The air in the executive boardroom on the 60th floor of Fox Tower was different than the Manor. It didn't smell like sandalwood or bleach; it smelled like power, cold coffee, and fear.
I stood at the floor-to-ceiling window, looking out over the city. From up here, the people looked like ants. No wonder Kai felt like a god. He didn't live in their world; he looked down on it.
"The board is waiting, Amara," Kai's voice came from behind me.
I turned. He was sitting at the head of the massive obsidian table, looking lethal in a charcoal three-piece suit. He had a file open in front of him—the medical results from this morning.
"Why am I here, Kai? I thought the 'vessel' was supposed to stay in the garden," I said, my voice dripping with the new coldness I had discovered.
"The vessel needs to understand what it's protecting," Kai said, gesturing to the seat at his right hand. The seat that was usually reserved for the Vice President. "My board thinks I bought a toy. I want them to see I bought an empress. Sit."
I sat. The leather was cold against my skin.
The doors opened, and twelve men in suits walked in. These were the power brokers of the city, the men who decided which businesses lived and which died. When they saw me sitting there—wearing a dress that cost more than their cars, with Kai's mark still visible on my neck—the room went silent.
"Gentlemen," Kai began, his voice dropping to that low, terrifying rasp. "Meet my wife. She is the newest member of the Fox Executive Committee. From today, her word is my word."
One man, older with white hair and a sneer, cleared his throat. "With all due respect, Mr. Fox... she was an auction item. A debt settlement. Our investors expect expertise, not a... distraction."
I felt the heat rise in my chest. Before Kai could speak, I leaned forward, resting my chin on my hand, mimicking Kai's predatory posture.

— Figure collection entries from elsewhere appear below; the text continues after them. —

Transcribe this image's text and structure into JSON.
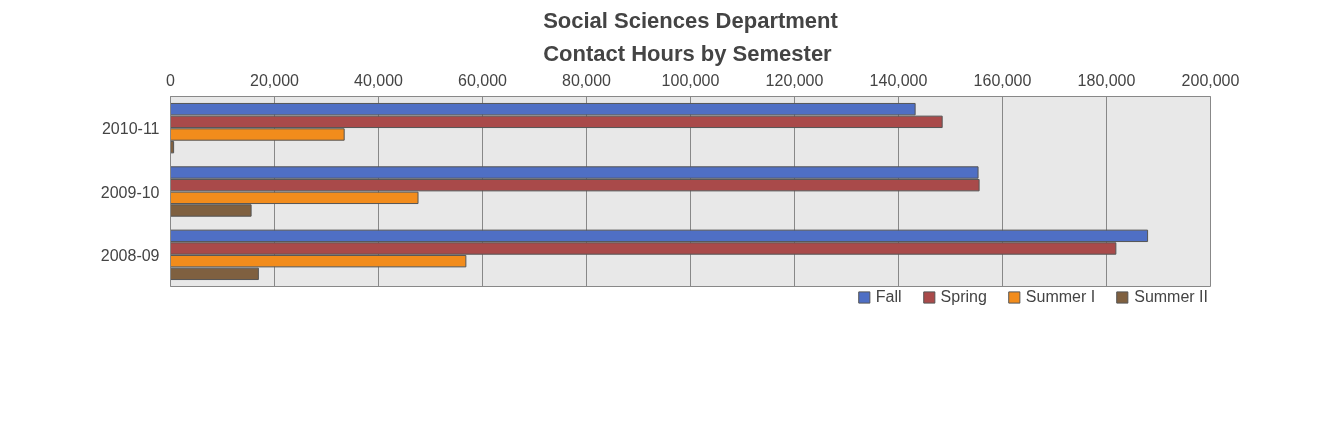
{
  "chart_data": {
    "type": "bar",
    "orientation": "horizontal",
    "title": "Social Sciences Department\nContact Hours by Semester",
    "categories": [
      "2010-11",
      "2009-10",
      "2008-09"
    ],
    "series": [
      {
        "name": "Fall",
        "color": "#4f6fc4",
        "values": [
          143200,
          155300,
          187900
        ]
      },
      {
        "name": "Spring",
        "color": "#a94a4a",
        "values": [
          148400,
          155500,
          181800
        ]
      },
      {
        "name": "Summer I",
        "color": "#f28c1c",
        "values": [
          33400,
          47600,
          56800
        ]
      },
      {
        "name": "Summer II",
        "color": "#7f6040",
        "values": [
          600,
          15500,
          16900
        ]
      }
    ],
    "xlim": [
      0,
      200000
    ],
    "xticks": [
      {
        "value": 0,
        "label": "0"
      },
      {
        "value": 20000,
        "label": "20,000"
      },
      {
        "value": 40000,
        "label": "40,000"
      },
      {
        "value": 60000,
        "label": "60,000"
      },
      {
        "value": 80000,
        "label": "80,000"
      },
      {
        "value": 100000,
        "label": "100,000"
      },
      {
        "value": 120000,
        "label": "120,000"
      },
      {
        "value": 140000,
        "label": "140,000"
      },
      {
        "value": 160000,
        "label": "160,000"
      },
      {
        "value": 180000,
        "label": "180,000"
      },
      {
        "value": 200000,
        "label": "200,000"
      }
    ],
    "grid": "x",
    "legend": "bottom"
  }
}
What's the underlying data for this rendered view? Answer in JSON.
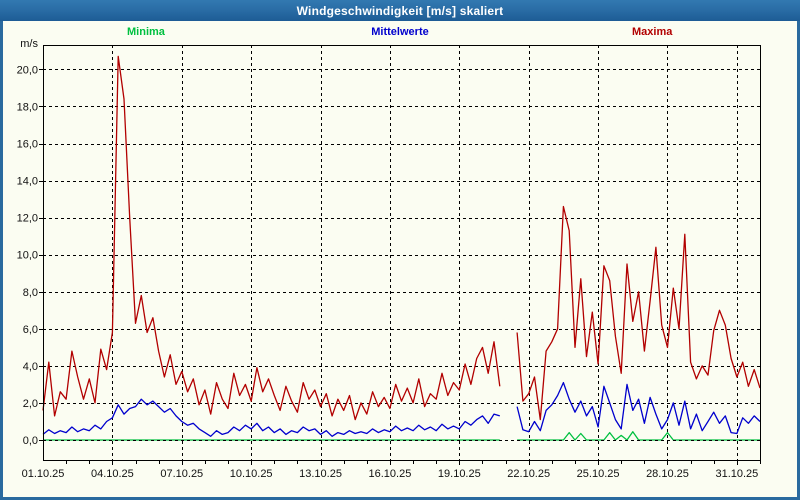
{
  "window": {
    "title": "Windgeschwindigkeit [m/s] skaliert"
  },
  "chart_data": {
    "type": "line",
    "title": "Windgeschwindigkeit [m/s] skaliert",
    "xlabel": "",
    "ylabel": "m/s",
    "ylim": [
      -1.1,
      21.3
    ],
    "grid": "dashed",
    "legend_position": "top",
    "y_ticks": {
      "values": [
        0,
        2,
        4,
        6,
        8,
        10,
        12,
        14,
        16,
        18,
        20
      ],
      "labels": [
        "0,0",
        "2,0",
        "4,0",
        "6,0",
        "8,0",
        "10,0",
        "12,0",
        "14,0",
        "16,0",
        "18,0",
        "20,0"
      ]
    },
    "x_ticks": {
      "days": [
        1,
        4,
        7,
        10,
        13,
        16,
        19,
        22,
        25,
        28,
        31
      ],
      "labels": [
        "01.10.25",
        "04.10.25",
        "07.10.25",
        "10.10.25",
        "13.10.25",
        "16.10.25",
        "19.10.25",
        "22.10.25",
        "25.10.25",
        "28.10.25",
        "31.10.25"
      ]
    },
    "x_start_day": 1,
    "x_end_day": 32,
    "x_step_days": 0.25,
    "data_gap_days": [
      20.8,
      21.45
    ],
    "axis_color": "#000000",
    "series": [
      {
        "name": "Minima",
        "color": "#00c040",
        "values": [
          0,
          0,
          0,
          0,
          0,
          0,
          0,
          0,
          0,
          0,
          0,
          0,
          0,
          0,
          0,
          0,
          0,
          0,
          0,
          0,
          0,
          0,
          0,
          0,
          0,
          0,
          0,
          0,
          0,
          0,
          0,
          0,
          0,
          0,
          0,
          0,
          0,
          0,
          0,
          0,
          0,
          0,
          0,
          0,
          0,
          0,
          0,
          0,
          0,
          0,
          0,
          0,
          0,
          0,
          0,
          0,
          0,
          0,
          0,
          0,
          0,
          0,
          0,
          0,
          0,
          0,
          0,
          0,
          0,
          0,
          0,
          0,
          0,
          0,
          0,
          0,
          0,
          0,
          0,
          0,
          null,
          null,
          0,
          0,
          0,
          0,
          0,
          0,
          0,
          0,
          0,
          0.4,
          0,
          0.35,
          0,
          0,
          0,
          0,
          0.4,
          0,
          0.25,
          0,
          0.45,
          0,
          0,
          0,
          0,
          0,
          0.4,
          0,
          0,
          0,
          0,
          0,
          0,
          0,
          0,
          0,
          0,
          0,
          0,
          0,
          0,
          0,
          0
        ]
      },
      {
        "name": "Mittelwerte",
        "color": "#0000cd",
        "values": [
          0.3,
          0.55,
          0.35,
          0.5,
          0.4,
          0.7,
          0.45,
          0.6,
          0.5,
          0.8,
          0.6,
          1.0,
          1.2,
          1.9,
          1.4,
          1.7,
          1.8,
          2.2,
          1.9,
          2.1,
          1.8,
          1.5,
          1.7,
          1.3,
          1.0,
          0.8,
          0.9,
          0.6,
          0.4,
          0.2,
          0.5,
          0.3,
          0.4,
          0.7,
          0.5,
          0.8,
          0.6,
          0.9,
          0.5,
          0.7,
          0.4,
          0.6,
          0.3,
          0.5,
          0.4,
          0.7,
          0.5,
          0.6,
          0.3,
          0.5,
          0.2,
          0.4,
          0.3,
          0.5,
          0.35,
          0.45,
          0.35,
          0.6,
          0.4,
          0.55,
          0.45,
          0.75,
          0.5,
          0.65,
          0.5,
          0.8,
          0.55,
          0.7,
          0.5,
          0.85,
          0.6,
          0.75,
          0.6,
          1.0,
          0.8,
          1.1,
          1.3,
          0.9,
          1.4,
          1.3,
          null,
          null,
          1.8,
          0.55,
          0.45,
          1.0,
          0.5,
          1.6,
          1.9,
          2.4,
          3.1,
          2.2,
          1.5,
          2.1,
          1.3,
          1.8,
          0.7,
          2.9,
          2.0,
          1.1,
          0.6,
          3.0,
          1.6,
          2.2,
          0.9,
          2.3,
          1.4,
          0.6,
          1.1,
          2.0,
          0.8,
          2.1,
          0.6,
          1.4,
          0.5,
          1.0,
          1.5,
          0.9,
          1.3,
          0.4,
          0.35,
          1.2,
          0.9,
          1.3,
          1.0
        ]
      },
      {
        "name": "Maxima",
        "color": "#b20000",
        "values": [
          1.6,
          4.2,
          1.3,
          2.6,
          2.2,
          4.8,
          3.4,
          2.2,
          3.3,
          2.0,
          4.9,
          3.8,
          5.8,
          20.7,
          18.4,
          12.0,
          6.3,
          7.8,
          5.8,
          6.6,
          4.8,
          3.4,
          4.6,
          3.0,
          3.7,
          2.6,
          3.3,
          1.9,
          2.7,
          1.4,
          3.1,
          2.2,
          1.7,
          3.6,
          2.4,
          3.0,
          2.1,
          3.9,
          2.6,
          3.3,
          2.4,
          1.6,
          2.9,
          2.1,
          1.5,
          3.1,
          2.2,
          2.7,
          1.8,
          2.5,
          1.3,
          2.2,
          1.6,
          2.4,
          1.1,
          2.0,
          1.4,
          2.6,
          1.8,
          2.3,
          1.7,
          3.0,
          2.1,
          2.8,
          2.0,
          3.3,
          1.8,
          2.5,
          2.2,
          3.6,
          2.4,
          3.1,
          2.7,
          4.1,
          3.0,
          4.4,
          5.0,
          3.6,
          5.3,
          2.9,
          null,
          null,
          5.8,
          2.1,
          2.5,
          3.4,
          1.1,
          4.8,
          5.3,
          6.0,
          12.6,
          11.3,
          5.0,
          8.7,
          4.5,
          6.9,
          4.1,
          9.4,
          8.6,
          5.6,
          3.6,
          9.5,
          6.4,
          8.0,
          4.8,
          7.5,
          10.4,
          6.2,
          5.0,
          8.2,
          6.0,
          11.1,
          4.2,
          3.3,
          4.0,
          3.5,
          5.9,
          7.0,
          6.2,
          4.4,
          3.4,
          4.2,
          2.9,
          3.8,
          2.8
        ]
      }
    ]
  }
}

"You're worried about expertise, Mr. Sterling?" I asked, reading his nameplate. "I grew up in the shadow of my father's business. I watched him fail because he was weak and greedy. I know exactly how your investors think because I've spent the last 48 hours being studied like a map. If you think I'm just a distraction, perhaps you'd like to see the 'expertise' I've gathered about your offshore accounts in the Cayman Islands?"
The room went so quiet you could hear the AC hum. Kai leaned back, a slow, dark smile spreading across his face. He hadn't told me about the Caymans, but I had seen the files on his desk this morning while he was in the shower. I was guessing—but I was right.

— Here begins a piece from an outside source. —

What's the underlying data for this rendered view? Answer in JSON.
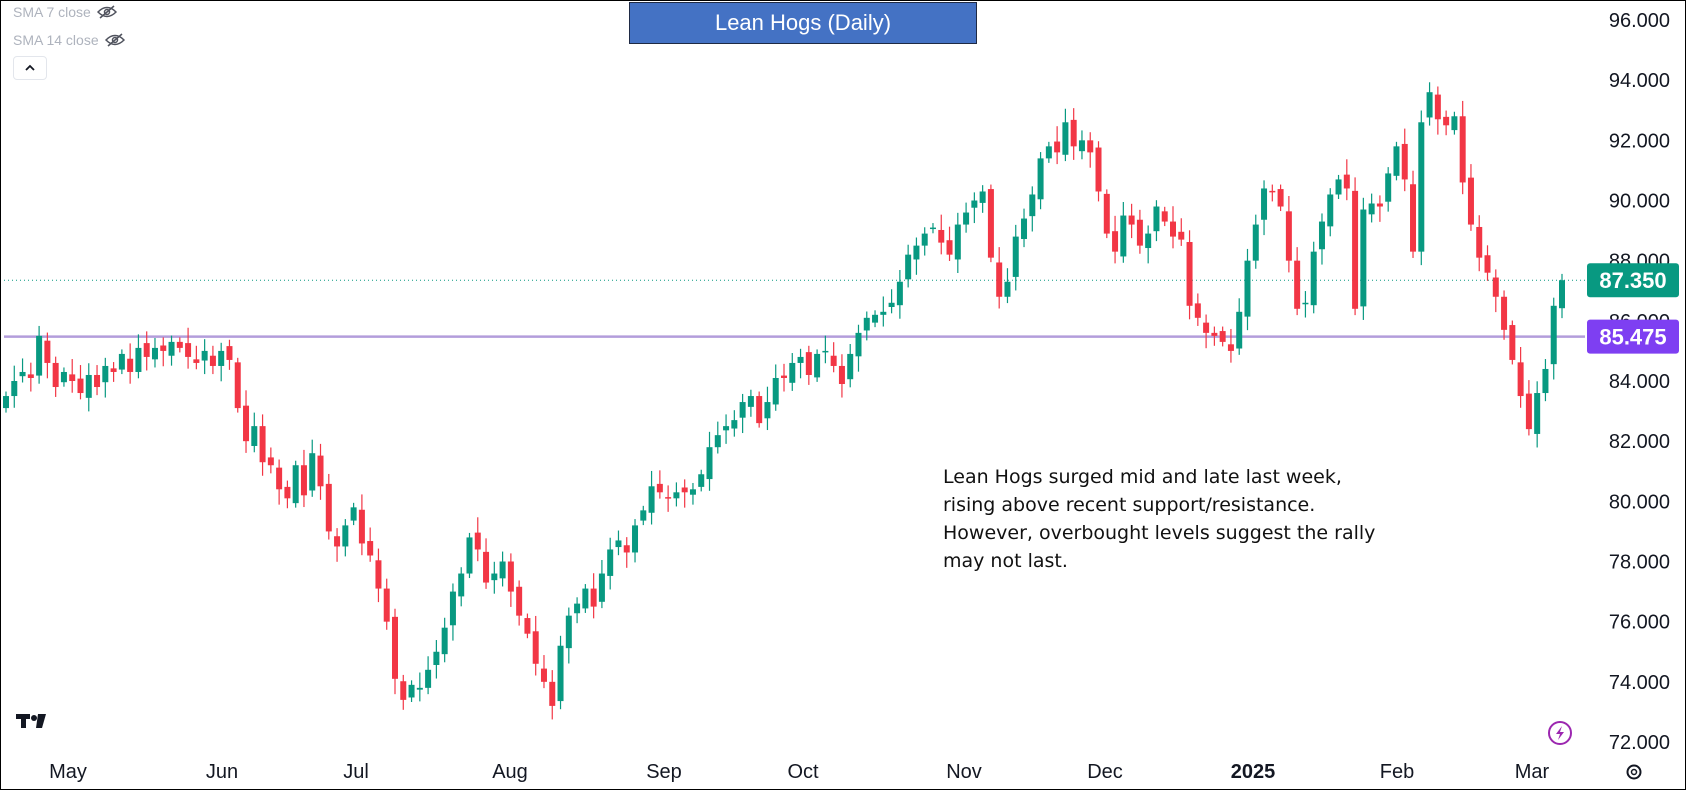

Mr. Sterling's face went pale. He sat down and didn't open his mouth again.
"Meeting adjourned," Kai barked. "Leave us."
The men scrambled out of the room like rats fleeing a fire. Once the doors were closed, Kai stood up and walked toward me. He didn't look angry. He looked... hungry.
"You've been reading my private files, Little Fox?" he asked, standing behind my chair and spinning it around to face him.

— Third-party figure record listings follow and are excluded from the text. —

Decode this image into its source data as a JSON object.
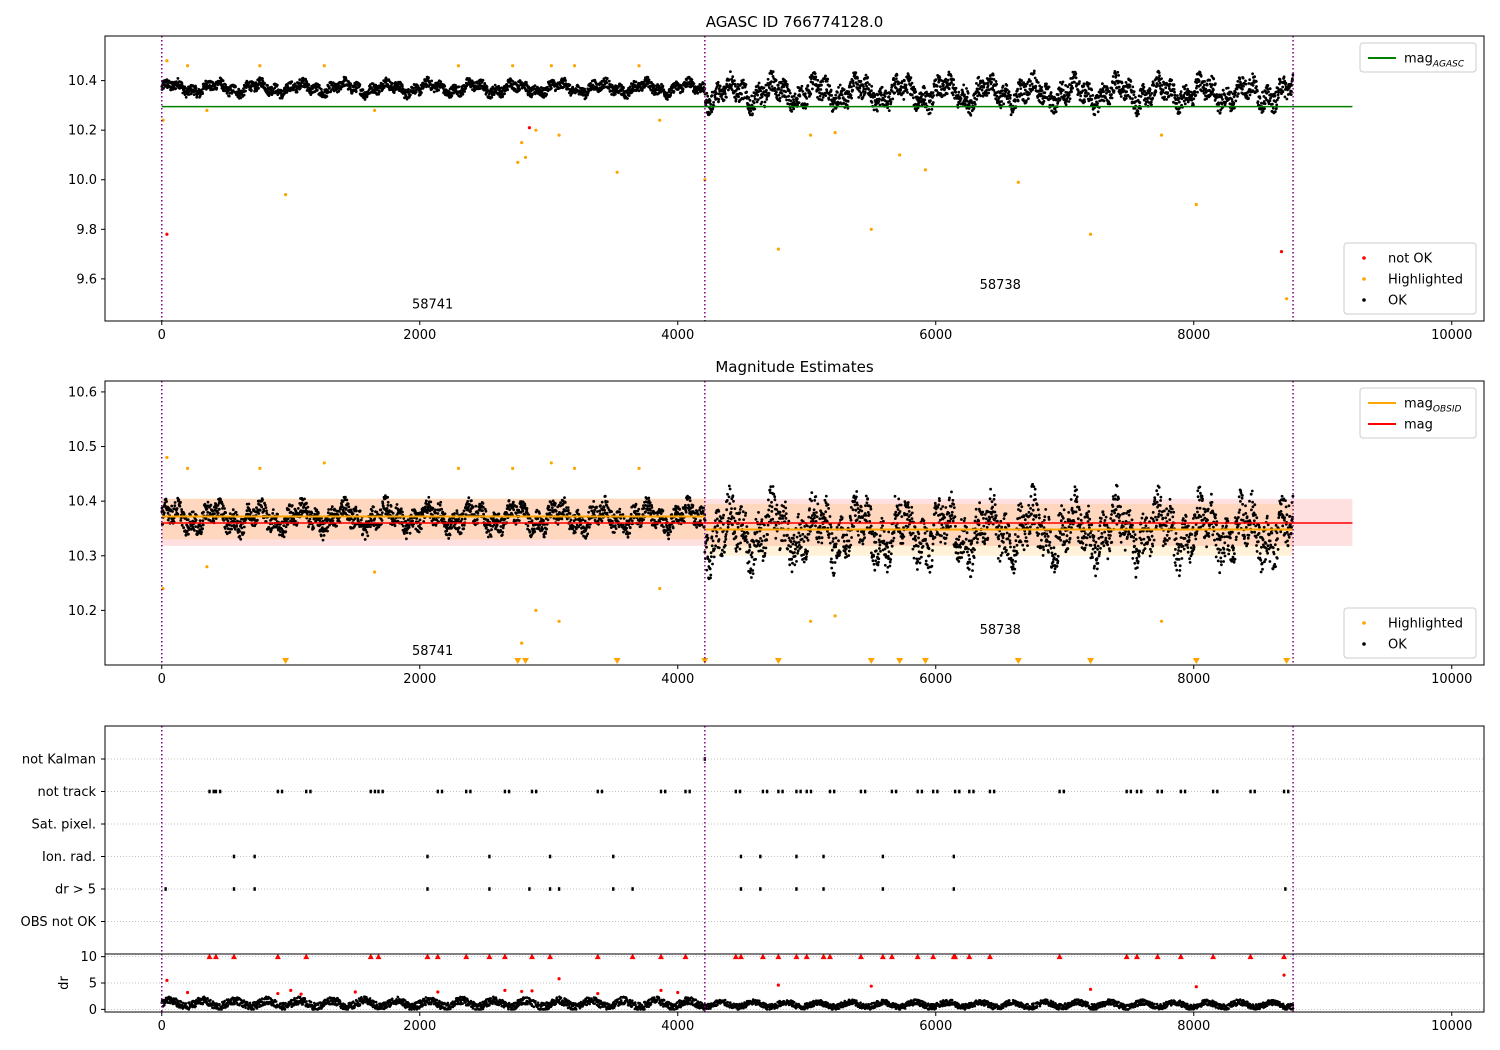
{
  "chart_data": [
    {
      "type": "scatter",
      "title": "AGASC ID 766774128.0",
      "xlim": [
        -440,
        10250
      ],
      "ylim": [
        9.43,
        10.58
      ],
      "x_ticks": [
        0,
        2000,
        4000,
        6000,
        8000,
        10000
      ],
      "y_ticks": [
        9.6,
        9.8,
        10.0,
        10.2,
        10.4
      ],
      "y_tick_labels": [
        "9.6",
        "9.8",
        "10.0",
        "10.2",
        "10.4"
      ],
      "grid": false,
      "legends": [
        {
          "placement": "upper-right",
          "entries": [
            {
              "label": "mag",
              "subscript": "AGASC",
              "color": "#008000",
              "kind": "line"
            }
          ]
        },
        {
          "placement": "lower-right",
          "entries": [
            {
              "label": "not OK",
              "color": "#ff0000",
              "kind": "point"
            },
            {
              "label": "Highlighted",
              "color": "#ffa500",
              "kind": "point"
            },
            {
              "label": "OK",
              "color": "#000000",
              "kind": "point"
            }
          ]
        }
      ],
      "hlines": [
        {
          "name": "mag_AGASC",
          "y": 10.295,
          "x_range": [
            0,
            9230
          ],
          "color": "#008000"
        }
      ],
      "vlines": [
        0,
        4210,
        8770
      ],
      "annotations": [
        {
          "text": "58741",
          "x": 2100,
          "y": 9.48
        },
        {
          "text": "58738",
          "x": 6500,
          "y": 9.56
        }
      ],
      "series": [
        {
          "name": "OK",
          "color": "#000000",
          "kind": "band",
          "segments": [
            {
              "x_range": [
                0,
                4210
              ],
              "center": 10.37,
              "spread": 0.045
            },
            {
              "x_range": [
                4210,
                8770
              ],
              "center": 10.35,
              "spread": 0.09
            }
          ]
        },
        {
          "name": "Highlighted",
          "color": "#ffa500",
          "points": [
            [
              10,
              10.24
            ],
            [
              40,
              10.48
            ],
            [
              200,
              10.46
            ],
            [
              350,
              10.28
            ],
            [
              760,
              10.46
            ],
            [
              960,
              9.94
            ],
            [
              1260,
              10.46
            ],
            [
              1650,
              10.28
            ],
            [
              2300,
              10.46
            ],
            [
              2720,
              10.46
            ],
            [
              2760,
              10.07
            ],
            [
              2790,
              10.15
            ],
            [
              2820,
              10.09
            ],
            [
              2900,
              10.2
            ],
            [
              3020,
              10.46
            ],
            [
              3080,
              10.18
            ],
            [
              3200,
              10.46
            ],
            [
              3530,
              10.03
            ],
            [
              3700,
              10.46
            ],
            [
              3860,
              10.24
            ],
            [
              4210,
              10.0
            ],
            [
              4780,
              9.72
            ],
            [
              5030,
              10.18
            ],
            [
              5220,
              10.19
            ],
            [
              5500,
              9.8
            ],
            [
              5720,
              10.1
            ],
            [
              5920,
              10.04
            ],
            [
              6640,
              9.99
            ],
            [
              7200,
              9.78
            ],
            [
              7750,
              10.18
            ],
            [
              8020,
              9.9
            ],
            [
              8720,
              9.52
            ]
          ]
        },
        {
          "name": "not OK",
          "color": "#ff0000",
          "points": [
            [
              40,
              9.78
            ],
            [
              2850,
              10.21
            ],
            [
              8680,
              9.71
            ]
          ]
        }
      ]
    },
    {
      "type": "scatter",
      "title": "Magnitude Estimates",
      "xlim": [
        -440,
        10250
      ],
      "ylim": [
        10.1,
        10.62
      ],
      "x_ticks": [
        0,
        2000,
        4000,
        6000,
        8000,
        10000
      ],
      "y_ticks": [
        10.2,
        10.3,
        10.4,
        10.5,
        10.6
      ],
      "y_tick_labels": [
        "10.2",
        "10.3",
        "10.4",
        "10.5",
        "10.6"
      ],
      "grid": false,
      "legends": [
        {
          "placement": "upper-right",
          "entries": [
            {
              "label": "mag",
              "subscript": "OBSID",
              "color": "#ffa500",
              "kind": "line"
            },
            {
              "label": "mag",
              "color": "#ff0000",
              "kind": "line"
            }
          ]
        },
        {
          "placement": "lower-right",
          "entries": [
            {
              "label": "Highlighted",
              "color": "#ffa500",
              "kind": "point"
            },
            {
              "label": "OK",
              "color": "#000000",
              "kind": "point"
            }
          ]
        }
      ],
      "mag_line": {
        "y": 10.36,
        "x_range": [
          0,
          9230
        ],
        "band": [
          10.318,
          10.404
        ],
        "color": "#ff0000"
      },
      "obsid_segments": [
        {
          "x_range": [
            0,
            4210
          ],
          "y": 10.372,
          "band": [
            10.33,
            10.405
          ]
        },
        {
          "x_range": [
            4210,
            8770
          ],
          "y": 10.348,
          "band": [
            10.3,
            10.395
          ]
        }
      ],
      "vlines": [
        0,
        4210,
        8770
      ],
      "annotations": [
        {
          "text": "58741",
          "x": 2100,
          "y": 10.118
        },
        {
          "text": "58738",
          "x": 6500,
          "y": 10.157
        }
      ],
      "lower_limit_markers": [
        960,
        2760,
        2820,
        3530,
        4210,
        4780,
        5500,
        5720,
        5920,
        6640,
        7200,
        8020,
        8720
      ],
      "series": [
        {
          "name": "OK",
          "color": "#000000",
          "kind": "band",
          "segments": [
            {
              "x_range": [
                0,
                4210
              ],
              "center": 10.37,
              "spread": 0.04
            },
            {
              "x_range": [
                4210,
                8770
              ],
              "center": 10.345,
              "spread": 0.085
            }
          ]
        },
        {
          "name": "Highlighted",
          "color": "#ffa500",
          "points": [
            [
              10,
              10.24
            ],
            [
              40,
              10.48
            ],
            [
              200,
              10.46
            ],
            [
              350,
              10.28
            ],
            [
              760,
              10.46
            ],
            [
              1260,
              10.47
            ],
            [
              1650,
              10.27
            ],
            [
              2300,
              10.46
            ],
            [
              2720,
              10.46
            ],
            [
              2790,
              10.14
            ],
            [
              2900,
              10.2
            ],
            [
              3020,
              10.47
            ],
            [
              3080,
              10.18
            ],
            [
              3200,
              10.46
            ],
            [
              3700,
              10.46
            ],
            [
              3860,
              10.24
            ],
            [
              5030,
              10.18
            ],
            [
              5220,
              10.19
            ],
            [
              7750,
              10.18
            ]
          ]
        }
      ]
    },
    {
      "type": "scatter",
      "title": "",
      "categories": [
        "not Kalman",
        "not track",
        "Sat. pixel.",
        "Ion. rad.",
        "dr > 5",
        "OBS not OK"
      ],
      "xlim": [
        -440,
        10250
      ],
      "x_ticks": [
        0,
        2000,
        4000,
        6000,
        8000,
        10000
      ],
      "grid": true,
      "vlines": [
        0,
        4210,
        8770
      ],
      "flags": {
        "not Kalman": [
          4210
        ],
        "not track": [
          370,
          420,
          900,
          1120,
          1620,
          1680,
          2140,
          2360,
          2660,
          2870,
          3380,
          3870,
          4060,
          4450,
          4660,
          4780,
          4920,
          5000,
          5180,
          5420,
          5660,
          5860,
          5980,
          6150,
          6260,
          6420,
          6960,
          7480,
          7560,
          7720,
          7900,
          8150,
          8440,
          8700
        ],
        "Sat. pixel.": [],
        "Ion. rad.": [
          560,
          720,
          2060,
          2540,
          3010,
          3500,
          4490,
          4640,
          4920,
          5130,
          5590,
          6140
        ],
        "dr > 5": [
          30,
          560,
          720,
          2060,
          2540,
          2850,
          3010,
          3080,
          3500,
          3650,
          4490,
          4640,
          4920,
          5130,
          5590,
          6140,
          8710
        ],
        "OBS not OK": []
      }
    },
    {
      "type": "scatter",
      "title": "",
      "ylabel": "dr",
      "xlim": [
        -440,
        10250
      ],
      "ylim": [
        -0.5,
        10.5
      ],
      "x_ticks": [
        0,
        2000,
        4000,
        6000,
        8000,
        10000
      ],
      "y_ticks": [
        0,
        5,
        10
      ],
      "grid": true,
      "vlines": [
        0,
        4210,
        8770
      ],
      "clip_markers_at_10": [
        370,
        420,
        560,
        900,
        1120,
        1620,
        1680,
        2060,
        2140,
        2360,
        2540,
        2660,
        2870,
        3010,
        3380,
        3650,
        3870,
        4060,
        4450,
        4490,
        4660,
        4780,
        4920,
        5000,
        5130,
        5180,
        5420,
        5590,
        5660,
        5860,
        5980,
        6140,
        6150,
        6260,
        6420,
        6960,
        7480,
        7560,
        7720,
        7900,
        8150,
        8440,
        8700
      ],
      "series": [
        {
          "name": "OK",
          "color": "#000000",
          "kind": "band",
          "segments": [
            {
              "x_range": [
                0,
                4210
              ],
              "center": 1.1,
              "spread": 1.2
            },
            {
              "x_range": [
                4210,
                8770
              ],
              "center": 0.9,
              "spread": 0.9
            }
          ]
        },
        {
          "name": "not OK",
          "color": "#ff0000",
          "points": [
            [
              40,
              5.5
            ],
            [
              200,
              3.2
            ],
            [
              900,
              3.0
            ],
            [
              1000,
              3.6
            ],
            [
              1080,
              2.9
            ],
            [
              1500,
              3.3
            ],
            [
              2140,
              3.3
            ],
            [
              2660,
              3.6
            ],
            [
              2790,
              3.4
            ],
            [
              2870,
              3.5
            ],
            [
              3080,
              5.8
            ],
            [
              3380,
              3.0
            ],
            [
              3870,
              3.6
            ],
            [
              4000,
              3.2
            ],
            [
              4780,
              4.6
            ],
            [
              5500,
              4.4
            ],
            [
              7200,
              3.8
            ],
            [
              8020,
              4.3
            ],
            [
              8700,
              6.5
            ]
          ]
        }
      ]
    }
  ]
}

"You told me to learn the business," I said, my heart thumping. "I'm just a fast learner."
Kai leaned down, his hands on the armrests, trapping me. "You're dangerous. You realize that? If you keep this up, I might actually have to start trusting you."
"Is that a threat or a promise?"
Kai didn't answer. He reached out and grabbed the edge of the boardroom table, clearing it with one violent sweep of his arm. Laptops, pens, and files crashed to the floor. He picked me up by the waist and sat me on the obsidian surface, my legs wrapping around his waist instinctively.
"This is a boardroom, Kai," I gasped, the cold stone hitting the back of my thighs.
"This is my tower," he hissed, his hand sliding up my leg, bunching the fabric of my dress. "And right now, I don't want to talk about investments. I want to see that fire you just used on Sterling turned on me."
He kissed me then—not with the clinical dominance of the lab, but with a raw, desperate passion that felt almost... real. My hands found his hair, pulling him closer, my body betraying me again, craving the very man who had stolen my freedom.
In the high-rise heart of the city, with the world watching from below, the Subject and the Scientist disappeared. There was only the Fox and his Queen, beginning a war that would burn the world down before it was over.